The mammary tissue in rats extends from the belly to the back, so it is not uncommon for a mammary tumour to develop on a rat's flank or back. In this case, it is first recommended to analyze the mass through cytology to distinguish between malignant (metastasized) and benign tumours. If it is a benign tumour, it is recommended that the mass be surgically removed as soon as possible, as they tend to grow very quickly. The smaller the mass, the more it is possible to remove all the cancer cells around the mass and the lower the chances of recurrence. However, it is important to consider the risks of new masses reappearing as sexual stimulation is always present without sterilization. When the tumour is malignant, the prognosis is much worse and euthanasia should be considered. Chest X-rays can detect the presence of metastases, but often the animal develops breathing difficulty quickly when these settle.

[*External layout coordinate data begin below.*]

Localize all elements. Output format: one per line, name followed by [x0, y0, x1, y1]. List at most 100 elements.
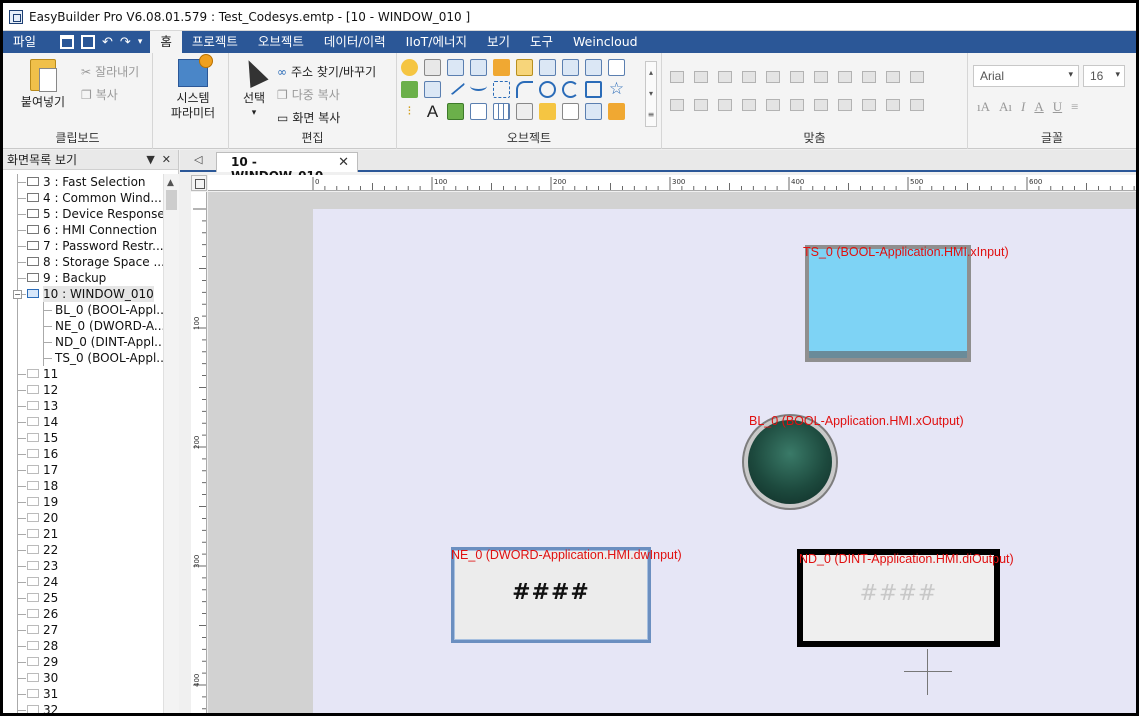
screen-list-item[interactable]: 30 [3, 670, 163, 686]
make-same-width-icon[interactable] [670, 99, 684, 111]
bit-lamp-icon[interactable] [401, 59, 418, 76]
screen-list-item[interactable]: 18 [3, 478, 163, 494]
make-same-height-icon[interactable] [694, 99, 708, 111]
design-canvas[interactable]: TS_0 (BOOL-Application.HMI.xInput) BL_0 … [208, 192, 1136, 713]
underline-icon[interactable]: U [1053, 99, 1062, 115]
bar-graph-icon[interactable] [539, 103, 556, 120]
font-size-select[interactable]: 16 ▾ [1083, 65, 1125, 87]
order-icon[interactable] [838, 99, 852, 111]
toggle-switch-ts0[interactable] [805, 245, 971, 362]
data-display-icon[interactable] [562, 103, 579, 120]
ruler-corner[interactable] [191, 175, 207, 191]
screen-list-item[interactable]: 16 [3, 446, 163, 462]
scrollbar-thumb[interactable] [166, 190, 177, 210]
screen-list-item[interactable]: 9 : Backup [3, 270, 163, 286]
screen-copy-button[interactable]: ▭ 화면 복사 [277, 109, 340, 126]
screen-list-item[interactable]: 22 [3, 542, 163, 558]
set-word-icon[interactable] [470, 59, 487, 76]
table-icon[interactable] [493, 103, 510, 120]
align-left-icon[interactable] [742, 71, 756, 83]
cut-button[interactable]: ✂ 잘라내기 [81, 63, 139, 80]
tab-object[interactable]: 오브젝트 [248, 31, 314, 53]
tab-tools[interactable]: 도구 [520, 31, 563, 53]
screen-list-item[interactable]: 4 : Common Wind... [3, 190, 163, 206]
window-010-screen[interactable]: TS_0 (BOOL-Application.HMI.xInput) BL_0 … [313, 209, 1136, 713]
distribute-v-icon[interactable] [838, 71, 852, 83]
tab-data-history[interactable]: 데이터/이력 [314, 31, 396, 53]
screen-list-item[interactable]: 26 [3, 606, 163, 622]
set-bit-icon[interactable] [447, 59, 464, 76]
ungroup-icon[interactable] [766, 99, 780, 111]
circle-icon[interactable] [539, 81, 556, 98]
screen-list-item[interactable]: 19 [3, 494, 163, 510]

The haematophagous (bloodsucking) flea is by far the most common parasite found in rats. The animal scratches a lot during infestation and can lead to a skin infection secondary to excessive scratching lesions. Heavily infected rats will also show signs of despondency due to anaemia secondary to the loss of blood ingested by too many lice. Diagnosis is made by visualization of the lice in the coat and microscopic observation. The treatment is carried out using 2 to 3 injections of ivermectin administered 7-10 days apart. The environment should be disinfected with a product suitable for small mammals (less smelly and less harmful).
Respiratory syndrome is often a mixed infection (involving a bacterial and viral agent) of the respiratory system in rats. The Sendai virus is an important agent not to be underestimated as the animal cannot get rid of it completely. Thus, when a stressful event occurs, the rat is prone to show the following clinical signs: sneezing, rubbing of the nose and eyes with its paws, secretion of porphyrins, wheezing, despondency, loss of appetite. Bacteria will often take advantage of the weakened immune system to settle in the sick rat. Purulent secretions and breathing difficulties then appear. The rat can also show a movement in the belly that follows the thread of respiration and is called abdominal thrust. The bacteria most often involved are Streptococcus, Corynebacterium and Mycoplasma. Antibiotic treatment is then necessary, as the duration and effectiveness of the treatment vary greatly from one individual to another. It is crucial to provide a slightly warmer than normal environment to support the symptomatic animal (24-25 °C), provide an environment with good ventilation (avoid aquariums or lids without screens), change bedding frequently to limit exposure to ammonia and limit stress as much as possible. The affected rat should be quarantined in a separate cage from other rats in a different room and hands should be washed after each handling to avoid contamination. Follow-up with your veterinarian is essential in order to treat any recurrence of the respiratory syndrome quickly and thus increase the chances of recovery.